Ада, или Радости страсти (Набоков) - страница 355

До своей встречи (в восемьдесят лет) с тактичным и тонким, скабрезным и чрезвычайно дельным доктором Лягоссом, который с того времени жил и путешествовал с ним и с Адой, Ван чурался врачей. Будучи сам по образованию медиком, он не мог избавиться от приличного лишь легковерному мужлану ползучего чувства, будто жмущий грушу сфигмоманометра или вслушивающийся в его хрипы доктор уже установил с определенностью самой смерти диагноз рокового недуга и лишь утаивает его до поры. Временами он ловил себя (и воспоминание о покойном зяте перекашивало его) на том, что норовит скрыть от Ады раз за разом причиняемые ему пузырем неудобства или очередной приступ головокружения, случившийся после того, как он остриг ногти на пальцах ног (работа, которую Ван, неспособный сносить прикосновения человеческого существа к своим босым ступням, всегда исполнял сам).

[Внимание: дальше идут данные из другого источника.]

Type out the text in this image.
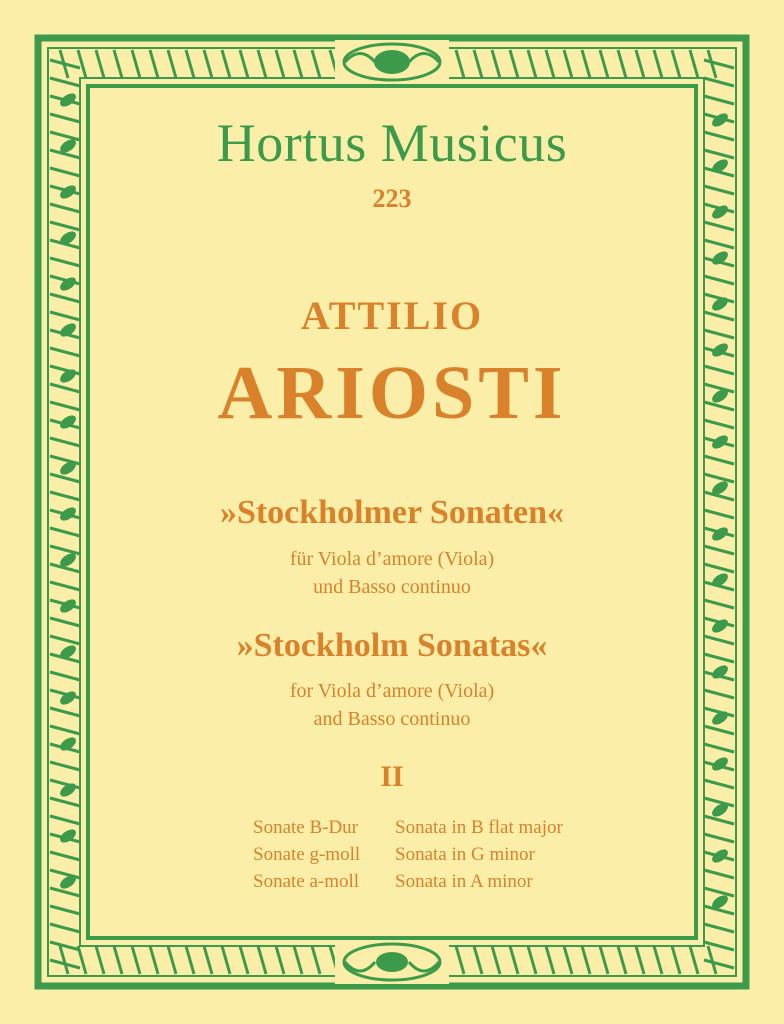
Hortus Musicus
223
ATTILIO
ARIOSTI
»Stockholmer Sonaten«
für Viola d’amore (Viola)
und Basso continuo
»Stockholm Sonatas«
for Viola d’amore (Viola)
and Basso continuo
II
Sonate B-Dur	Sonata in B flat major
Sonate g-moll	Sonata in G minor
Sonate a-moll	Sonata in A minor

Словно желая получить по возможности больше от своего тела, подобрать последние вкусные крошки с тарелки, которую вот-вот унесут, он пристрастился потворствовать разного рода милым слабостям вроде выдавливанья червячка из присохшего прыщика, или извлечения длинным ногтем зудливой жемчужины из глуби левого уха (правое порождало их в гораздо меньших количествах), или той, которую Бутеллен неодобрительно называл «le plaisir anglais»,[343] – когда, задержав дыхание, лежа по подбородок в ванне, тихо и тайно пополняешь ее собственной влагой.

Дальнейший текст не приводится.